The BBC have released an in-depth article on the front page of their massively popular news website today, charting the phenomenal growth in Cloud Computing uptake in the first half of 2010. What makes the article more interesting than the average Cloud review is that it is written by Tim Weber, the BBC Business correspondent. Because of this, the article focuses on the tangible benefits of the Cloud to competitiveness rather than extolling its theoretical virtues. The article is well punctuated with illustrations, including migration stories from Rentokil, Pall-Ex and Universal Music. After describing IT savings of 70% since migrating Rentokil's email servers online, CIO Bryan Kinsella says "We never went into this to get cost reduction. It was about unifying the business... to operate and collaborate on a global basis."
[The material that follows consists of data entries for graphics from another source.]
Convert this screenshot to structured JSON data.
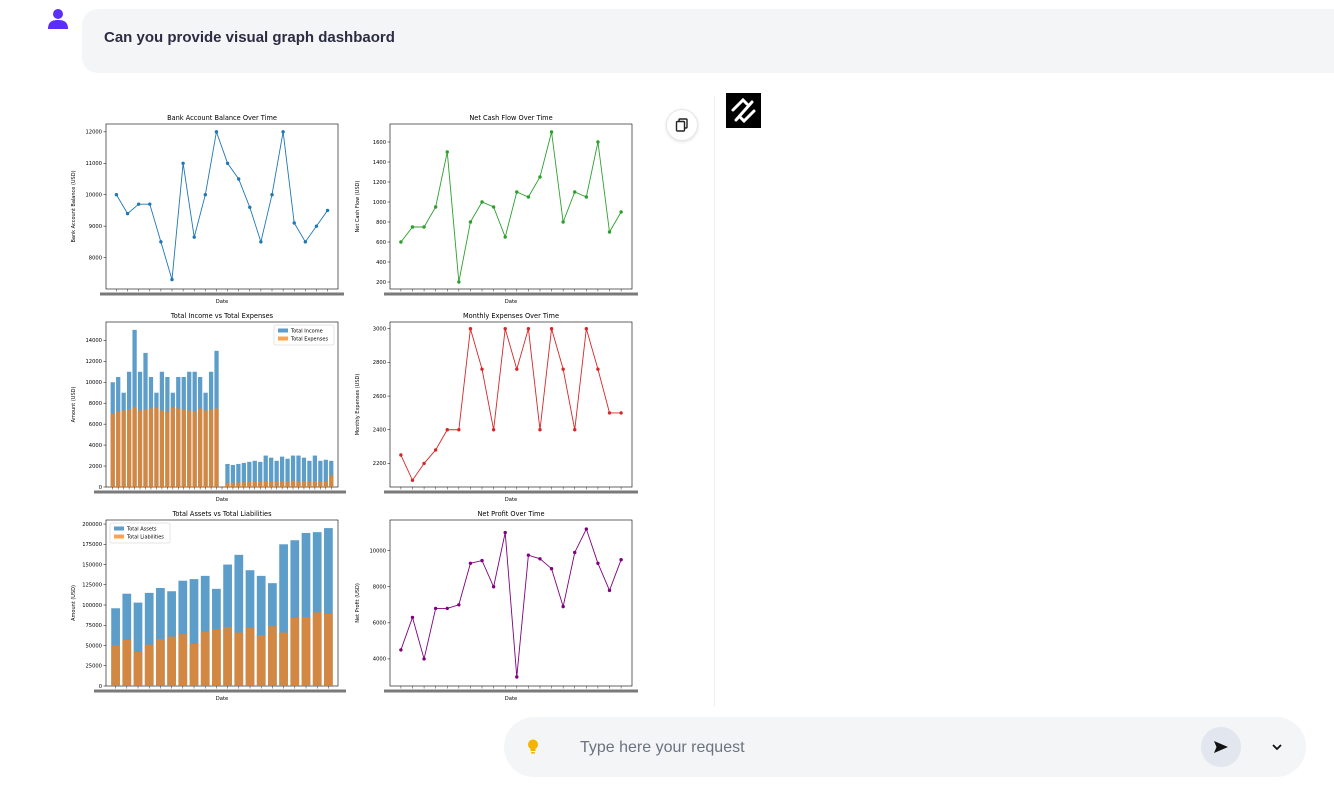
{
  "chat": {
    "user_message": "Can you provide visual graph dashbaord"
  },
  "input": {
    "placeholder": "Type here your request"
  },
  "icons": {
    "user": "user-icon",
    "copy": "copy-icon",
    "bot_logo": "bot-logo-icon",
    "bulb": "lightbulb-icon",
    "send": "send-icon",
    "chevron": "chevron-down-icon"
  },
  "colors": {
    "user_icon": "#5b2ff5",
    "bulb": "#f5b400",
    "bubble_bg": "#f4f5f7"
  },
  "chart_data": [
    {
      "type": "line",
      "title": "Bank Account Balance Over Time",
      "xlabel": "Date",
      "ylabel": "Bank Account Balance (USD)",
      "color": "#1f77b4",
      "ylim": [
        7000,
        12250
      ],
      "yticks": [
        8000,
        9000,
        10000,
        11000,
        12000
      ],
      "values": [
        10000,
        9400,
        9700,
        9700,
        8500,
        7300,
        11000,
        8650,
        10000,
        12000,
        11000,
        10500,
        9600,
        8500,
        10000,
        12000,
        9100,
        8500,
        9000,
        9500
      ]
    },
    {
      "type": "line",
      "title": "Net Cash Flow Over Time",
      "xlabel": "Date",
      "ylabel": "Net Cash Flow (USD)",
      "color": "#2ca02c",
      "ylim": [
        130,
        1780
      ],
      "yticks": [
        200,
        400,
        600,
        800,
        1000,
        1200,
        1400,
        1600
      ],
      "values": [
        600,
        750,
        750,
        950,
        1500,
        200,
        800,
        1000,
        950,
        650,
        1100,
        1050,
        1250,
        1700,
        800,
        1100,
        1050,
        1600,
        700,
        900
      ]
    },
    {
      "type": "bar",
      "title": "Total Income vs Total Expenses",
      "xlabel": "Date",
      "ylabel": "Amount (USD)",
      "ylim": [
        0,
        15750
      ],
      "yticks": [
        0,
        2000,
        4000,
        6000,
        8000,
        10000,
        12000,
        14000
      ],
      "series": [
        {
          "name": "Total Income",
          "color": "#1f77b4",
          "values": [
            10000,
            10500,
            9000,
            11000,
            15000,
            11000,
            12800,
            10500,
            9000,
            11000,
            10500,
            9000,
            10500,
            10500,
            11000,
            11000,
            10500,
            9000,
            11000,
            13000,
            0,
            2200,
            2100,
            2200,
            2300,
            2400,
            2500,
            2400,
            3000,
            2800,
            2500,
            2900,
            2700,
            3000,
            3000,
            2800,
            2500,
            3000,
            2500,
            2600,
            2500
          ]
        },
        {
          "name": "Total Expenses",
          "color": "#ff7f0e",
          "values": [
            7000,
            7200,
            7300,
            7400,
            7600,
            7300,
            7400,
            7500,
            7600,
            7300,
            7200,
            7600,
            7500,
            7400,
            7300,
            7200,
            7500,
            7300,
            7400,
            7500,
            0,
            400,
            400,
            450,
            450,
            500,
            500,
            500,
            550,
            500,
            500,
            550,
            550,
            600,
            550,
            550,
            500,
            550,
            500,
            550,
            1100
          ]
        }
      ]
    },
    {
      "type": "line",
      "title": "Monthly Expenses Over Time",
      "xlabel": "Date",
      "ylabel": "Monthly Expenses (USD)",
      "color": "#d62728",
      "ylim": [
        2060,
        3040
      ],
      "yticks": [
        2200,
        2400,
        2600,
        2800,
        3000
      ],
      "values": [
        2250,
        2100,
        2200,
        2280,
        2400,
        2400,
        3000,
        2760,
        2400,
        3000,
        2760,
        3000,
        2400,
        3000,
        2760,
        2400,
        3000,
        2760,
        2500,
        2500
      ]
    },
    {
      "type": "bar",
      "title": "Total Assets vs Total Liabilities",
      "xlabel": "Date",
      "ylabel": "Amount (USD)",
      "ylim": [
        0,
        205000
      ],
      "yticks": [
        0,
        25000,
        50000,
        75000,
        100000,
        125000,
        150000,
        175000,
        200000
      ],
      "series": [
        {
          "name": "Total Assets",
          "color": "#1f77b4",
          "values": [
            96000,
            114000,
            103000,
            115000,
            121000,
            117000,
            130000,
            132000,
            136000,
            120000,
            150000,
            162000,
            143000,
            136000,
            127000,
            175000,
            180000,
            189000,
            190000,
            195000
          ]
        },
        {
          "name": "Total Liabilities",
          "color": "#ff7f0e",
          "values": [
            50000,
            57000,
            42000,
            51000,
            58000,
            61000,
            64000,
            52000,
            67000,
            70000,
            73000,
            66000,
            72000,
            63000,
            74000,
            66000,
            84000,
            85000,
            91000,
            89000
          ]
        }
      ]
    },
    {
      "type": "line",
      "title": "Net Profit Over Time",
      "xlabel": "Date",
      "ylabel": "Net Profit (USD)",
      "color": "#800080",
      "ylim": [
        2500,
        11700
      ],
      "yticks": [
        4000,
        6000,
        8000,
        10000
      ],
      "values": [
        4500,
        6300,
        4000,
        6800,
        6800,
        7000,
        9300,
        9450,
        8000,
        11000,
        3000,
        9750,
        9550,
        9000,
        6900,
        9900,
        11200,
        9300,
        7800,
        9500
      ]
    }
  ]
}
This quotation highlights one of the article's shortcomings. Mr Weber tends to focus on cost savings and compares Cloud Computing closely to traditional outsourcing, where IT is a non-differentiator to be sidelined.
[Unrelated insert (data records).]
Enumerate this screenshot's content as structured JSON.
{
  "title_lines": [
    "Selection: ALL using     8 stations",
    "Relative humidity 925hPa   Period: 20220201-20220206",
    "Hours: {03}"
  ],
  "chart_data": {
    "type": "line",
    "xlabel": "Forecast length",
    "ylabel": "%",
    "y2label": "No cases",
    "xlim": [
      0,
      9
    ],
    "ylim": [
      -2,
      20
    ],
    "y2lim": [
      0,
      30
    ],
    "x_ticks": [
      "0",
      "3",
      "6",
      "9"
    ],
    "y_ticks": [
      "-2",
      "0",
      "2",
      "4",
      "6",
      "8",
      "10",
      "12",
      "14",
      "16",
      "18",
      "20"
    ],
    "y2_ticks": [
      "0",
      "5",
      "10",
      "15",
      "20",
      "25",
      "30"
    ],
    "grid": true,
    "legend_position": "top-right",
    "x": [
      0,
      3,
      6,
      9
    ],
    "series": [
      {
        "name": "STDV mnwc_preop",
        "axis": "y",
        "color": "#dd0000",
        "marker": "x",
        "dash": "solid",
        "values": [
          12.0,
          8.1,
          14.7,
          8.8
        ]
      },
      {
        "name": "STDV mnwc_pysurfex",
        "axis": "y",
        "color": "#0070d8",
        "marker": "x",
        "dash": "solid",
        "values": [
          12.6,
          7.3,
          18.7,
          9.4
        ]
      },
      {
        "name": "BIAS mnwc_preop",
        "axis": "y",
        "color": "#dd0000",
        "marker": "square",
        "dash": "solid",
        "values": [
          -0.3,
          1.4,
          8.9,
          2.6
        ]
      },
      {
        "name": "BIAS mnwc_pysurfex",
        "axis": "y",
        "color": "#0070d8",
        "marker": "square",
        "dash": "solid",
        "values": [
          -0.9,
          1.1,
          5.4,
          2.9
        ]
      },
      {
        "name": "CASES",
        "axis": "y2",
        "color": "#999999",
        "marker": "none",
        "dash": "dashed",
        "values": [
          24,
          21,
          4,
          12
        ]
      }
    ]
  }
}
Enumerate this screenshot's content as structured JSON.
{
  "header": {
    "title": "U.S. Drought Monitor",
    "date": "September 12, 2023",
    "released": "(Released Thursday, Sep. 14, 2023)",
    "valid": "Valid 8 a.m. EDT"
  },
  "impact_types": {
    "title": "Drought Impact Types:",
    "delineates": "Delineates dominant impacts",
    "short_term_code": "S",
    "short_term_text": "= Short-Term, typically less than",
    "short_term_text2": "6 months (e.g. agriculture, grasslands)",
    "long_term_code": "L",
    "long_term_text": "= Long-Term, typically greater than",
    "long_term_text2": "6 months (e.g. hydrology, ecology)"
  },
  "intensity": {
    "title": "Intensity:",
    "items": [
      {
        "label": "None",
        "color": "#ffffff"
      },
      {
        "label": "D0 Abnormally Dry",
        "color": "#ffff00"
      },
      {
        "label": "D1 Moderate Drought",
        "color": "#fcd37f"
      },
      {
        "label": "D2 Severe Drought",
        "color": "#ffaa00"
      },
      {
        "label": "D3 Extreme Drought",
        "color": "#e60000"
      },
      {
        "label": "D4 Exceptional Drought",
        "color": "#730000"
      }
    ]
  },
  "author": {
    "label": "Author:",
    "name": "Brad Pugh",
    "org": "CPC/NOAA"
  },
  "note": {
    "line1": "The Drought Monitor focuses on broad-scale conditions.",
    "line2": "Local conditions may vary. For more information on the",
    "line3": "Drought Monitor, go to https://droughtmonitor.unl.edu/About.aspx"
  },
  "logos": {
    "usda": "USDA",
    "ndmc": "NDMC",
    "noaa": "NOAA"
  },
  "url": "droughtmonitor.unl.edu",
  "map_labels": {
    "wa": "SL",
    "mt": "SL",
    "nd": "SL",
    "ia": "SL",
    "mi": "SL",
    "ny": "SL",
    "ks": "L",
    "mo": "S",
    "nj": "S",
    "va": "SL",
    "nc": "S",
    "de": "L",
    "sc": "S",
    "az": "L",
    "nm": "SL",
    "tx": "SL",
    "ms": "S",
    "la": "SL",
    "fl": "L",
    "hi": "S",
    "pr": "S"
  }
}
In fact I think many Cloud users take a contrarian view. Cloud providers are giving them a lot more than cost reduction. Scalability, live updates, global accessibility and financial predictability to name but a few. Switching to a Cloud Computing framework makes sense even if it offers no cost savings whatsoever.
To be fair to Mr Weber, he does include some of these in his 5 main advantages of Cloud Computing, although I believe he somewhat undervalues their importance.